Again, I would look to store and query the data from something like a SQL database.

Pandas dataframes require to be loaded completely into memory at once, so if the dataset simply did not fit into memory, I would need to approach the way data is loaded differently.

  1. "chunked" loading of dataset, using generator functions etc to read data in line by line etc
  2. Try an alternative library such as PySpark or Dask. These enable "lazy" computation, where data is loaded and processed only as much as needed. This makes it possible to process datasets bigger than the available RAM. PySpark and Dask are also suitable for distributed computing across a cluster etc.

What other considerations would need to be taken into account if this was real customer data?

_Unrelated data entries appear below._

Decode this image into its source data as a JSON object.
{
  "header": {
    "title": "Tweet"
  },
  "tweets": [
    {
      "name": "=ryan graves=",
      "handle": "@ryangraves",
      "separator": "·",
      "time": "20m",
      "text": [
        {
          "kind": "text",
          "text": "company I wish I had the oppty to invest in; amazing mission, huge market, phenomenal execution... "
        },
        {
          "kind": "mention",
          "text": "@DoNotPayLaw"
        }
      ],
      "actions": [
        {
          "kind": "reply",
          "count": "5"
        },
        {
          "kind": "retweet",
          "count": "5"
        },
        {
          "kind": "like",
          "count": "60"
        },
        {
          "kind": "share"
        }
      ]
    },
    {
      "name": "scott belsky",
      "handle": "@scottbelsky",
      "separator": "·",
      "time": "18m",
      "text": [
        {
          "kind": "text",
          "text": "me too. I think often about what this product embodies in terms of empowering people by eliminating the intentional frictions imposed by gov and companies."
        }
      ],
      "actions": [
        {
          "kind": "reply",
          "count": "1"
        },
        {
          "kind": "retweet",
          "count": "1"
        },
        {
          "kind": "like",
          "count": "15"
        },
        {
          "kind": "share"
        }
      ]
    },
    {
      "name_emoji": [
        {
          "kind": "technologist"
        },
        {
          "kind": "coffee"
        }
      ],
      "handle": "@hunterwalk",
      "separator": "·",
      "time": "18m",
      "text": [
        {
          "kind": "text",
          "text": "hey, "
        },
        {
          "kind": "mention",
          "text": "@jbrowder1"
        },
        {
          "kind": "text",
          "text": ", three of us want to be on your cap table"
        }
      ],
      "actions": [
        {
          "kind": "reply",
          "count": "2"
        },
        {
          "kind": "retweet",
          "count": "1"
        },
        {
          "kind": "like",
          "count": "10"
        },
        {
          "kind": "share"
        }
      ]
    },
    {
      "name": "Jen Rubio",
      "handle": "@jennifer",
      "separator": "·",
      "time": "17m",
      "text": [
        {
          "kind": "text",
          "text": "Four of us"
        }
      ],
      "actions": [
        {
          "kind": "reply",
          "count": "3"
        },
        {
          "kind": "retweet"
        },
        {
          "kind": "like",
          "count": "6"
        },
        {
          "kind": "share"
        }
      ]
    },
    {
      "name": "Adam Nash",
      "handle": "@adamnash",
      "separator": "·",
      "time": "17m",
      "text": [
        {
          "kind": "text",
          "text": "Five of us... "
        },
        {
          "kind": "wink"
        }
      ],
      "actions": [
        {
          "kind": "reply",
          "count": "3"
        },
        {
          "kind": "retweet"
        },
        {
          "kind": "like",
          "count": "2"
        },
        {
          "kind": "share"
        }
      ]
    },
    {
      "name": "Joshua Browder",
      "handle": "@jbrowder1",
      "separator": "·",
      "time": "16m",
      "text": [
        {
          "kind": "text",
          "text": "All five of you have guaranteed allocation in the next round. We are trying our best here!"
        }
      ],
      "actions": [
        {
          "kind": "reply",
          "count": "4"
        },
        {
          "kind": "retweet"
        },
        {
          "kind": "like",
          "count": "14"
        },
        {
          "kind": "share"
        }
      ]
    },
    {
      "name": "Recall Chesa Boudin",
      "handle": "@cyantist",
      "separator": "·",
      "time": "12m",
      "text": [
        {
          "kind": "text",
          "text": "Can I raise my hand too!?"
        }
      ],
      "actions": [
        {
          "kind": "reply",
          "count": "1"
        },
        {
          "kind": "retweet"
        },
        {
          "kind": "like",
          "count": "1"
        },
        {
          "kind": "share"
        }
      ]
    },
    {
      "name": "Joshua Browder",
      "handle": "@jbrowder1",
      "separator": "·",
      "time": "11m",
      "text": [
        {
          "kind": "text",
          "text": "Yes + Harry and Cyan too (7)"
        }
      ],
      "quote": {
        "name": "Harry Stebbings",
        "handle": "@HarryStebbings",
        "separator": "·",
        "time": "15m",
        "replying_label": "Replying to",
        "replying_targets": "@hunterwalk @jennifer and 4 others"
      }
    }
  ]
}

If this was real customer data, I would want to consider the source of data and whether extra measures should be taken to anonymise, protect privacy in the dataset.

I would also want to consider factors like other demographic, geographic influences on the biases in this dataset. This data looks like it is in dollars so probably covers US customers. The classifier trained on this data might not generalise to other regions etc.

From an AI ethics point of view, I would want to ensure that the model does not inadvertently start penalising people unfairly, based on particular demographics or operator induced biases. In this project however it seems that the purpose is only for predicting churn, so the negativeconsequences of incorrect predictions are probably relatively minor.